OREGON CITY — A Beavercreek couple who left their infant daughter’s fate to God rather than seek medical treatment for a mass that grew over her left eye will face charges of first-degree criminal mistreatment.
The Wylands’ 7-month-old daughter, Alayna, was placed in state custody earlier this month after child-welfare workers received a tip about the untreated and ballooning growth. Doctors said that the condition could cause permanent damage or loss of vision.
The Wylands were indicted within the past few days and probably will be arraigned next week, said Colleen Gilmartin, the deputy district attorney handling the custody case in juvenile court.
Under Oregon law, it is a crime for parents to intentionally and knowingly withhold necessary and adequate medical attention from their children. First-degree criminal mistreatment is a Class C felony punishable by up to five years in prison.
The Wylands and their church reject medical care in favor of faith-healing — anointing with oil, laying on of hands, prayer and fasting. The parents testified at a juvenile court hearing last week that they never considered getting medical attention for Alayna.
According to court documents, Rebecca Wyland anointed Alayna with oil each time she changed the girl’s diaper and wiped away the yellow discharge that seeped daily from the baby’s left eye.
Thursday’s hearing was procedural and reached no resolution.
It’s rare to see a child with an advanced hemangioma because the condition typically is treated as soon as it’s detected, said a doctor who testified at a hearing before Van Dyk last week.

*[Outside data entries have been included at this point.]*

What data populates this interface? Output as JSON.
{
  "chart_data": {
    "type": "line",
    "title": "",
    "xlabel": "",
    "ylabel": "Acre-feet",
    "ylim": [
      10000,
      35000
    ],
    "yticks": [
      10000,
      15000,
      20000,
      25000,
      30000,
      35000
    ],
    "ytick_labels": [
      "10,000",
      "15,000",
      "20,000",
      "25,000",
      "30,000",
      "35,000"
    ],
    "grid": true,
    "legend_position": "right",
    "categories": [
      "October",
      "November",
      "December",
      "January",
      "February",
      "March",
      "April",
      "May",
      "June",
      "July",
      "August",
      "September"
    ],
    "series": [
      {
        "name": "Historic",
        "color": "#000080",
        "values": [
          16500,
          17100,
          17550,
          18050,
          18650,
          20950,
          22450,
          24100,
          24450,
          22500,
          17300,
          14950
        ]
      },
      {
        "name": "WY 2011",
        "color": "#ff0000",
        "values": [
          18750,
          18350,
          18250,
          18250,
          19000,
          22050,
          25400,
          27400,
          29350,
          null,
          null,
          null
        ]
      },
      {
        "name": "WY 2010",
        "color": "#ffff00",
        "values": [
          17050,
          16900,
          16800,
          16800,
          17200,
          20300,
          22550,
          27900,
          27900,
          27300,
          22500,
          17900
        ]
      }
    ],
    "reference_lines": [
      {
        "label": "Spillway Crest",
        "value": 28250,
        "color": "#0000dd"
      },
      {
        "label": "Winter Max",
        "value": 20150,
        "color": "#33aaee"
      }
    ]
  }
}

“Alayna’s left eyeball was completely obstructed, and you could not see any of it. The growth was multiple shades of red and maroon and appeared to me to be between the size of a golf ball and a tennis ball,” said Clackamas County Detective Christie Fryett in a search warrant affidavit that included pictures of the growth on Alayna’s face.
Alayna is the Wylands’ only child.
Timothy Wyland was a widower when he married Rebecca Wyland two years ago.
Wyland’s first wife, Monique, died of breast cancer in 2006. She had not sought or received medical treatment for the condition, said Dr. Christopher Young, a deputy state medical examiner who signed the death certificate.